Maybe there should be some state pressure to remove the athletic block from the schedules of school districts that do not get their students ready.
Exactly! Maybe the elementary and junior high grades should be looked at to find why kids are coming into 9th grade, reading at a 3rd grade level. :confused:

And, no, I don't understand all the workings of DISD and "inner-city" schools (before JR gets all over me). But my oldest did attend K-4th in Lubbock ISD, 1st grade in a predominately minority school. I realize that everyone learns at a different pace, but the fundamental to success in school is READING. Yes, Math, Science, etc are important, but if you can't READ, then how can you be expected to keep up with the other classes? :(

Emerson1
03-26-2008, 03:28 PM
We have this, 4th and 5th are block schedules and 4th is athletics every day.

crzyjournalist03
03-26-2008, 03:31 PM
Originally posted by Emerson1
We have this, 4th and 5th are block schedules and 4th is athletics every day.

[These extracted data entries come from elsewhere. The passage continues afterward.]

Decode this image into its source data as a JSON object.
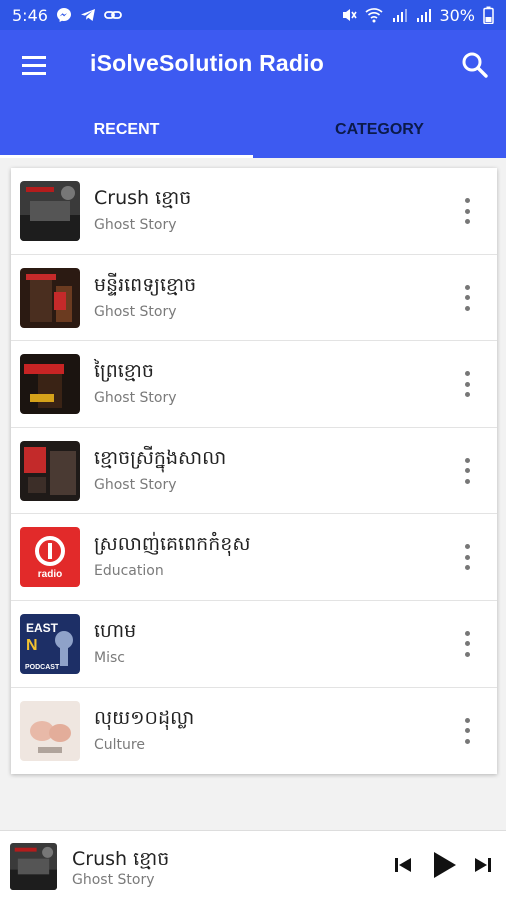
{
  "status_bar": {
    "time": "5:46",
    "battery": "30%",
    "left_icons": [
      "messenger-icon",
      "telegram-icon",
      "link-icon"
    ],
    "right_icons": [
      "mute-icon",
      "wifi-icon",
      "signal-icon",
      "signal-icon",
      "battery-icon"
    ]
  },
  "app_bar": {
    "title": "iSolveSolution Radio",
    "menu_icon": "menu-icon",
    "search_icon": "search-icon"
  },
  "tabs": [
    {
      "label": "RECENT",
      "active": true
    },
    {
      "label": "CATEGORY",
      "active": false
    }
  ],
  "items": [
    {
      "title": "Crush ខ្មោច",
      "subtitle": "Ghost Story"
    },
    {
      "title": "មន្ទីរពេទ្យខ្មោច",
      "subtitle": "Ghost Story"
    },
    {
      "title": "ព្រៃខ្មោច",
      "subtitle": "Ghost Story"
    },
    {
      "title": "ខ្មោចស្រីក្នុងសាលា",
      "subtitle": "Ghost Story"
    },
    {
      "title": "ស្រលាញ់គេពេកកំខុស",
      "subtitle": "Education"
    },
    {
      "title": "ហោម",
      "subtitle": "Misc"
    },
    {
      "title": "លុយ១០ដុល្លា",
      "subtitle": "Culture"
    }
  ],
  "thumb_texts": {
    "radio_logo": "radio",
    "podcast_top": "EAST",
    "podcast_mid": "N",
    "podcast_bottom": "PODCAST"
  },
  "player": {
    "title": "Crush ខ្មោច",
    "subtitle": "Ghost Story",
    "controls": [
      "skip-previous-icon",
      "play-icon",
      "skip-next-icon"
    ]
  },
  "colors": {
    "status_bar": "#2f56e6",
    "app_bar": "#3d5af1",
    "inactive_tab": "#0b1a4a"
  }
}
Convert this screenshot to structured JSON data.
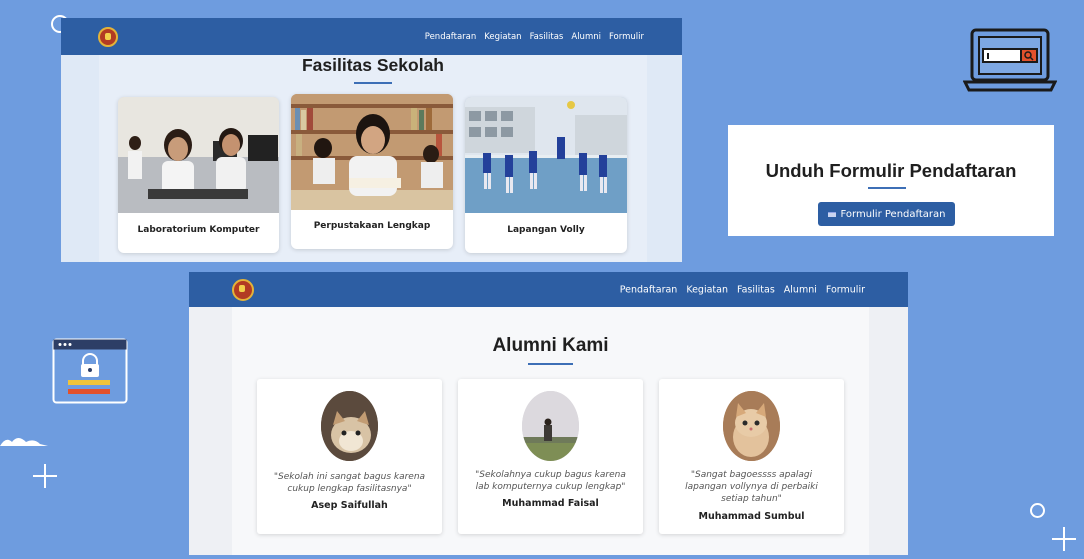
{
  "nav": {
    "items": [
      "Pendaftaran",
      "Kegiatan",
      "Fasilitas",
      "Alumni",
      "Formulir"
    ]
  },
  "fasilitas": {
    "title": "Fasilitas Sekolah",
    "cards": [
      {
        "label": "Laboratorium Komputer"
      },
      {
        "label": "Perpustakaan Lengkap"
      },
      {
        "label": "Lapangan Volly"
      }
    ]
  },
  "formulir": {
    "title": "Unduh Formulir Pendaftaran",
    "button_label": "Formulir Pendaftaran",
    "button_icon": "document-icon"
  },
  "alumni": {
    "title": "Alumni Kami",
    "items": [
      {
        "quote": "\"Sekolah ini sangat bagus karena cukup lengkap fasilitasnya\"",
        "name": "Asep Saifullah"
      },
      {
        "quote": "\"Sekolahnya cukup bagus karena lab komputernya cukup lengkap\"",
        "name": "Muhammad Faisal"
      },
      {
        "quote": "\"Sangat bagoessss apalagi lapangan vollynya di perbaiki setiap tahun\"",
        "name": "Muhammad Sumbul"
      }
    ]
  },
  "colors": {
    "background": "#6e9cdf",
    "nav": "#2d5ea3",
    "accent": "#3d6fb6"
  }
}
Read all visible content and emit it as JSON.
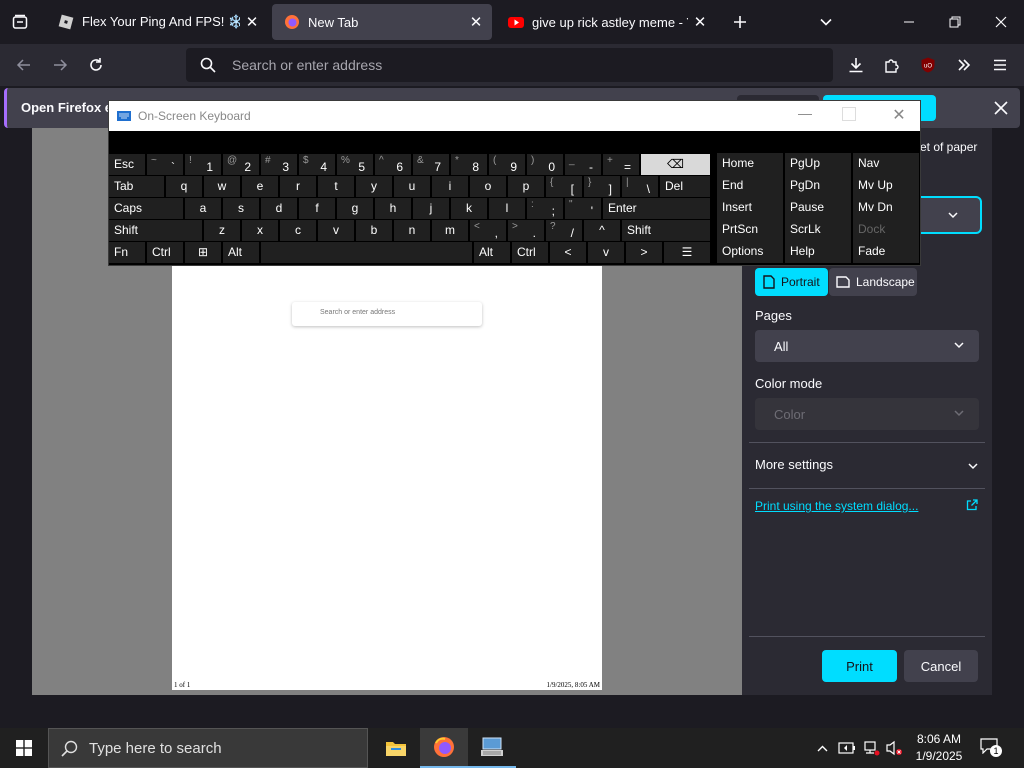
{
  "browser": {
    "tabs": [
      {
        "title": "Flex Your Ping And FPS! ❄️ - Ro",
        "active": false
      },
      {
        "title": "New Tab",
        "active": true
      },
      {
        "title": "give up rick astley meme - YouT",
        "active": false
      }
    ],
    "url_placeholder": "Search or enter address",
    "notification_text": "Open Firefox ev"
  },
  "preview": {
    "search_placeholder": "Search or enter address",
    "footer_left": "1 of 1",
    "footer_right": "1/9/2025, 8:05 AM"
  },
  "print_panel": {
    "sheets_text": "et of paper",
    "portrait_label": "Portrait",
    "landscape_label": "Landscape",
    "pages_label": "Pages",
    "pages_value": "All",
    "color_mode_label": "Color mode",
    "color_mode_value": "Color",
    "more_settings_label": "More settings",
    "system_dialog_link": "Print using the system dialog...",
    "print_button": "Print",
    "cancel_button": "Cancel"
  },
  "keyboard": {
    "title": "On-Screen Keyboard",
    "rows": {
      "r1": [
        "Esc",
        "~ `",
        "! 1",
        "@ 2",
        "# 3",
        "$ 4",
        "% 5",
        "^ 6",
        "& 7",
        "* 8",
        "( 9",
        ") 0",
        "_ -",
        "+ =",
        "⌫"
      ],
      "r2": [
        "Tab",
        "q",
        "w",
        "e",
        "r",
        "t",
        "y",
        "u",
        "i",
        "o",
        "p",
        "{ [",
        "} ]",
        "| \\",
        "Del"
      ],
      "r3": [
        "Caps",
        "a",
        "s",
        "d",
        "f",
        "g",
        "h",
        "j",
        "k",
        "l",
        ": ;",
        "\" '",
        "Enter"
      ],
      "r4": [
        "Shift",
        "z",
        "x",
        "c",
        "v",
        "b",
        "n",
        "m",
        "< ,",
        "> .",
        "? /",
        "^",
        "Shift"
      ],
      "r5": [
        "Fn",
        "Ctrl",
        "⊞",
        "Alt",
        "Alt",
        "Ctrl",
        "<",
        "v",
        ">",
        "☰"
      ]
    },
    "nav_keys": [
      [
        "Home",
        "PgUp",
        "Nav"
      ],
      [
        "End",
        "PgDn",
        "Mv Up"
      ],
      [
        "Insert",
        "Pause",
        "Mv Dn"
      ],
      [
        "PrtScn",
        "ScrLk",
        "Dock"
      ],
      [
        "Options",
        "Help",
        "Fade"
      ]
    ]
  },
  "taskbar": {
    "search_placeholder": "Type here to search",
    "time": "8:06 AM",
    "date": "1/9/2025",
    "notification_count": "1"
  },
  "colors": {
    "accent": "#00ddff",
    "panel_bg": "#2b2a33",
    "toolbar_bg": "#1c1b22",
    "notif_accent": "#a66efd"
  }
}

eww...I hated block schedules in high school...I'm glad they didn't do that when I was there.

Emerson1
03-26-2008, 03:33 PM
Originally posted by crzyjournalist03
eww...I hated block schedules in high school...I'm glad they didn't do that when I was there.
I like it for the most part. I get out at 1 on one day and 3 on the other. The day I get out at one I actually have a real class 4th period, the day I get out at 3 I have athletics and photoshop for idiots until 3.

crzyjournalist03
03-26-2008, 03:34 PM
They offer photoshop as a class now?

Dang.

I just hated the idea because I had a hard enough time listening to one teacher for fifty minutes, and I really needed the regular changes of scenery/classmates.

themsu97
03-26-2008, 07:50 PM
why not get rid of band as well, and art, and drama... heck lunch takes up half of the day as well... ( i know over the top but...)

what you do not understand is if you take away some of that... kids do not go to school...

Haunta Yo
03-26-2008, 09:14 PM
Originally posted by themsu97
if you take away some of that... kids do not go to school...

Coaches won't either.
Most of our coaches are great teachers, but if you take away an athletics class, they'll go work somewhere that has an athletic period or get out of education all together.